I agree with Rebecca on at least two major points in "Waiting for Superman." First of all, too many people think that the answer to troubled public schools is to be found in charter schools. I have looked at recent statistics regarding charter schools, and the truth is that students in charter schools usually perform no better on standardized tests than do children in public schools. As a matter of fact, charter school students often perform worse on standardized tests. Of course, standardized tests certainly should not be the only, or even the major factor in determining what a student has learned.
The most recent trend has been to tie these standardized test scores to teacher pays or evaluations, which will lead to a multitude of problems. For example, what if a child was sick on the day that a major evaluative test was given? The results are probably going to give a distorted picture of what that child has or has not learned. What implications does this have for the teacher? Does this mean that the teacher has not taught properly?
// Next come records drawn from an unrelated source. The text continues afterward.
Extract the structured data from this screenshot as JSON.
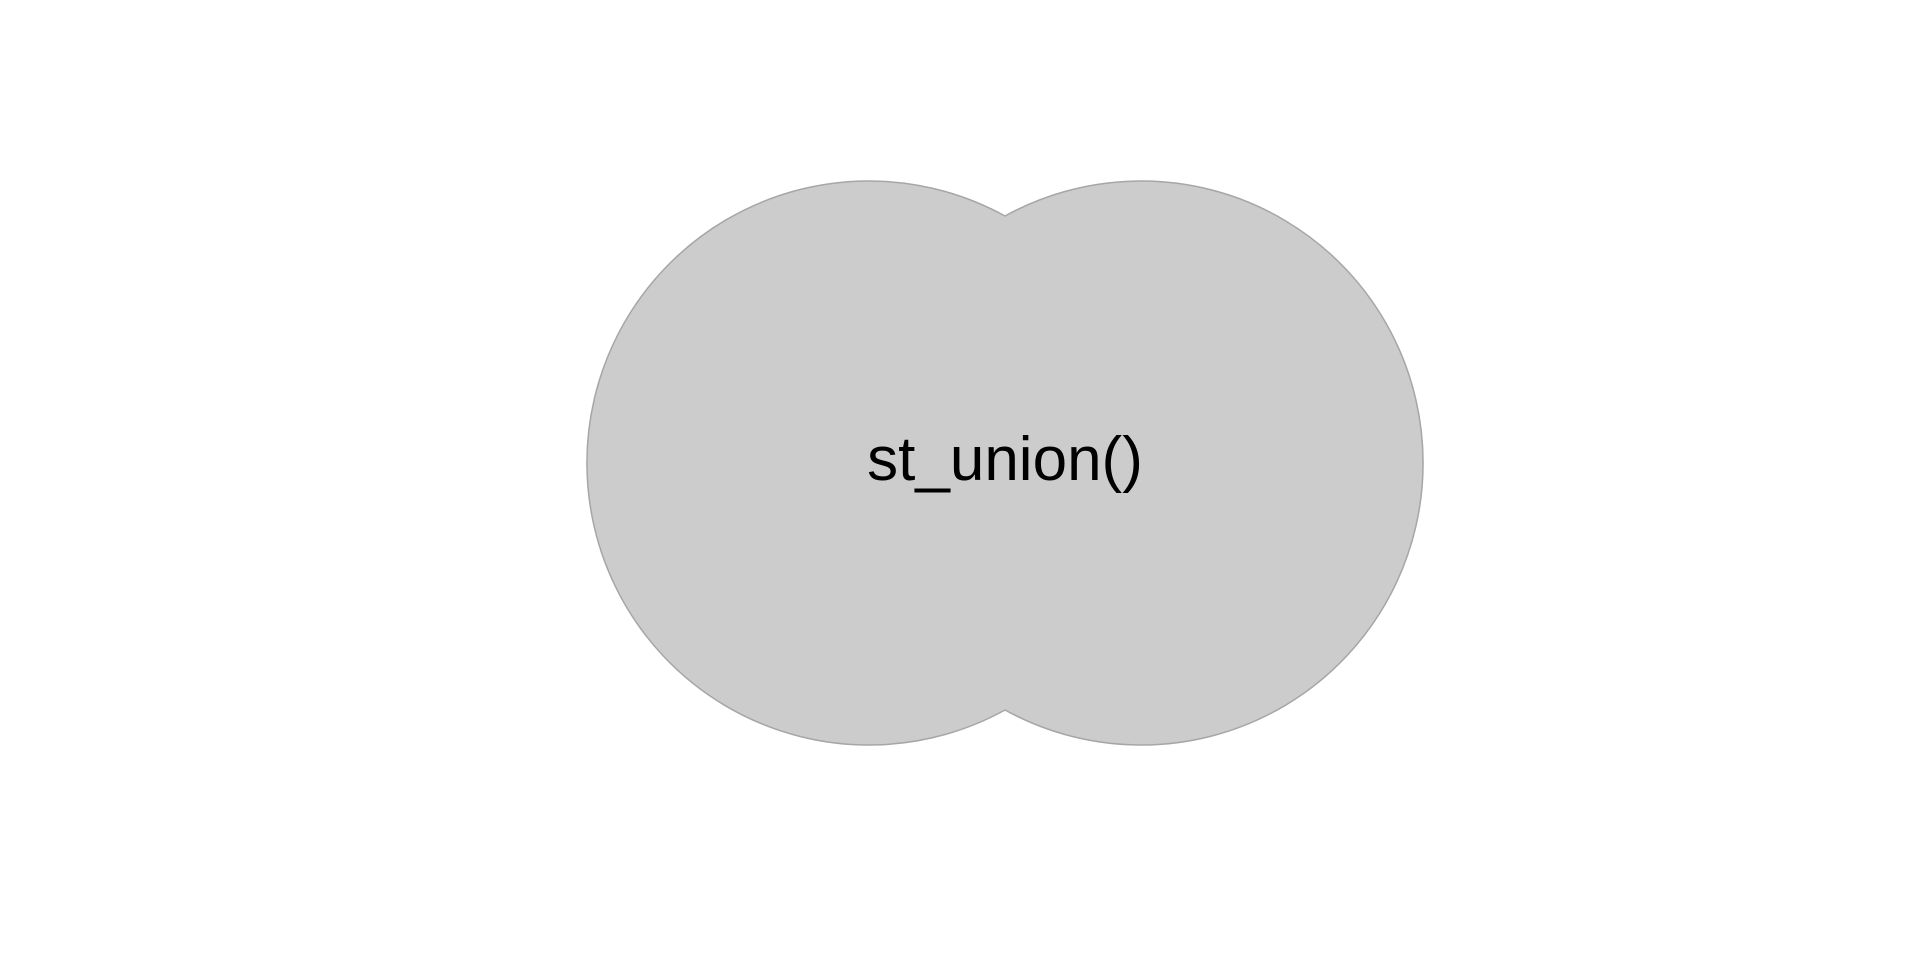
{
  "diagram": {
    "label": "st_union()",
    "shape": "union of two overlapping circles",
    "colors": {
      "fill": "#cccccc",
      "stroke": "#a6a6a6",
      "text": "#000000",
      "background": "#ffffff"
    }
  }
}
Unfortunately, much of the public is taken in by these ideas--the film ,Waiting for Superman , was one of the biggest pieces of propaganda that I have ever seen. It gets the viewer involved in the lives of the children being shadowed by the filmmaker, breaking the viewers' hearts when most of them are not chosen for a seat in a charter school. The conclusion, of course, is that this could all be avoided if those greedy teachers did not have unions and contracts. Although Karp tries to set the public straight in his speech by giving them the real story, I am not sure anybody is listening.